I originally had grand ideas to hire our local community hall, and have an all singing all dancing event, but soon realised I was getting a bit carried away and decided to concentrate on doing something smaller in my own road.
I put up posters locally a couple of days before and an A frame board on the day at the end of the road to publicise.
Everything was free as I wanted it to have a party atmosphere rather than a money raising event.
With some friends and neighbours we set up a table in a front garden loaded with cakes and cold drinks. We had copies of old photos of our road for people to discuss, some before the war and some in the 70s designed to let the more long standing residents hold forth with their knowledge.
There was a small colouring competition for children to give them something to do and we all had sticky labels for our names.
Lots of people have told me that it was really good to have an opportunity to talk properly to people they had barely said hello to before, sometimes people just need an excuse to be friendly.
Two neighbours who only had a nodding acquaintance ended up in each other’s houses discussing home alterations, and another pair who had never met before struck up a friendship over a common interest in craft activities.
I have also come to realise the effect it has had on me personally. For the past twenty years I have had M.E which means I cannot work or have much of a social life. I can’t go out on my own because of limited mobility and sudden severe fatigue.
It may be a cliche but I have actually felt empowered by my involvement and I am proud of what we achieved. It has been a huge boost of confidence for someone who, by necessity has to have a fairly passive, un-dynamic existence.
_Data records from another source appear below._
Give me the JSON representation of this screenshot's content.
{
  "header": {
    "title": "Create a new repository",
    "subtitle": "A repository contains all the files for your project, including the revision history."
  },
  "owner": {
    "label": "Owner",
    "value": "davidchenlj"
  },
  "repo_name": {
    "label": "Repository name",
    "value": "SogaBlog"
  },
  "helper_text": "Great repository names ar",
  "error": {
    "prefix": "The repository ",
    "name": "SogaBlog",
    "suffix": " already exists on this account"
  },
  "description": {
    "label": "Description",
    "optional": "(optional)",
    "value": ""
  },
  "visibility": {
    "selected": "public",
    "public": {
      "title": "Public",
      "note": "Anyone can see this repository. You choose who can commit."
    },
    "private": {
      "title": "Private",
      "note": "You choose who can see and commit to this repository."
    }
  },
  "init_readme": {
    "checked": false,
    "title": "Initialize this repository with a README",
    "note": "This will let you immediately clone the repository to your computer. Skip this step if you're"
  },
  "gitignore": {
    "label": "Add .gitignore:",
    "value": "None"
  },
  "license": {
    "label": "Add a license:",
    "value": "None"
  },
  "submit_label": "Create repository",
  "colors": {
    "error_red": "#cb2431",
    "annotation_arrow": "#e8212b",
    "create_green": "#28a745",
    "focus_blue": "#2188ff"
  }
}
After the success last year I am planning an event again, with the hope of reaching more people. There will still be an emphasis on cake and chatter but I’m also adding a craft element with people making paper birds to hang from a tree to give people a reason to work together.
There will be a quiz sheet on local history to encourage discussions and another larger art project to be displayed there, hopefully with input from a local school.
Thanks for sharing your story with us, Julie!
And what’s Julie’s top tip? Don’t feel you need to arrange a huge street party, a small get together can make a big impact too, and getting your neighbours together to organise it is part of the fun!